16. Ceza Dairesi Esas No: 2018/5378 Karar No: 2019/406 Karar Tarihi: 17.01.2019
Silahlı terör örgütüne üye olma - Yargıtay 16. Ceza Dairesi 2018/5378 Esas 2019/406 Karar Sayılı İlamı
Özet:
Mahkeme, silahlı terör örgütüne üye olmak suçu nedeniyle verilen mahkumiyet hükmüne yönelik yapılan istinaf başvurusunu esastan reddetti. Temyiz talebinin reddi nedenleri bulunmadığı için işin esasına geçildi. Ceza süresi yönünden yasal şartların oluşmadığı belirlendiği için duruşmalı inceleme istemi reddedildi. Yargılama sürecinde usuli işlemlerin kanuna uygun şekilde yapıldığı, hükme esas alınan tüm delillerin hukuka uygun olarak elde edildiği belirlendi. Sanık ve müdafiilerinin nedenleri yerinde görülmediğinden temyiz davası esastan reddedildi ve hüküm onandı. Kanun maddeleri ise şu şekildedir: TCK’nın 314/2, 3713 sayılı Kanunun 5/1, TCK’nın 62, 53, 58/9, 63.

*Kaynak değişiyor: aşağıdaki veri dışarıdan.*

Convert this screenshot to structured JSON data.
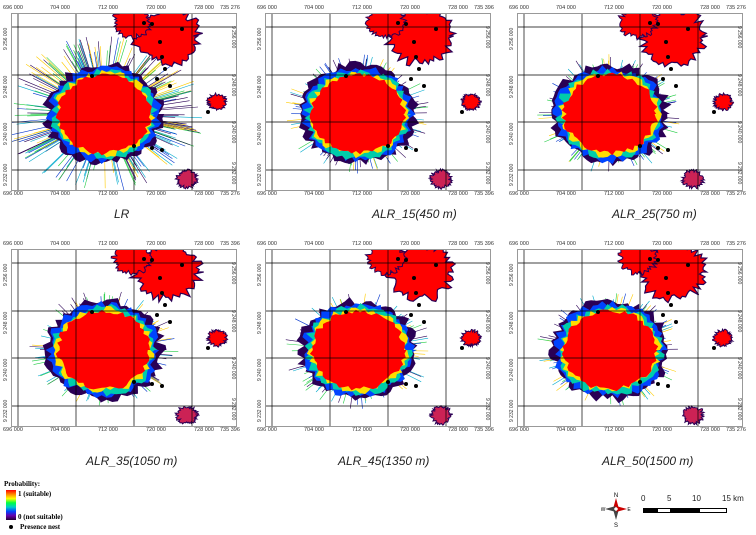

16. Ceza Dairesi 2018/5378 E. , 2019/406 K.
"İçtihat Metni"
Mahkemesi :Ceza Dairesi Suç : Silahlı terör örgütüne üye olma Hüküm : TCK’nın 314/2, 3713 sayılı Kanunun 5/1, TCK’nın 62, 53, 58/9, 63. maddeleri uyarınca mahkumiyet hükmüne yönelik istinaf başvurusunun esastan reddi
Bölge Adliye Mahkemesince verilen hüküm temyiz edilmekle; Temyiz edenin sıfatı, başvurunun süresi, kararın niteliği ve temyiz sebebine göre dosya incelendi, gereği düşünüldü; Temyiz talebinin reddi nedenleri bulunmadığından işin esasına geçildi. Ceza süresi yönünden yasal şartları oluşmadığından; sanık müdafiilerinin duruşmalı inceleme isteminin CMK"nın 299. maddesi uyarınca REDDİNE, Vicdani kanının oluştuğu duruşma sürecini yansıtan tutanaklar, belgeler ve gerekçe içeriğine göre yapılan incelemede; Suç tarihinin “18.08.2017” tarihi yerine gerekçeli karar başlığında “07.09.2017” olarak gösterilmesi mahallinde düzeltilebilir yazım hatası kabul edilmiştir. Yargılama sürecindeki usuli işlemlerin kanuna uygun olarak yapıldığı, hükme esas alınan tüm delillerin hukuka uygun olarak elde edildiğinin belirlendiği aşamalarda ileri sürülen iddia ve savunmaların temyiz denetimini sağlayacak biçimde eksiksiz olarak sergilendiği, özleri değiştirmeksizin tartışıldığı, vicdani kanının kesin, tutarlı ve çelişmeyen verilere dayandırıldığı, eylemlerin doğru olarak nitelendirildiği ve kanunda öngörülen suç tipine uyduğu, yaptırımların kanuni bağlamda şahsileştirilmek suretiyle uygulandığı anlaşılmakla; sanık ve müdafiilerinin temyiz dilekçelerinde ileri sürdüğü nedenler yerinde görülmediğinden CMK"nın 302/1 maddesi gereğince temyiz davasının esastan reddiyle hükmün ONANMASINA, 17.01.2019 tarihinde oybirliğiyle karar verildi.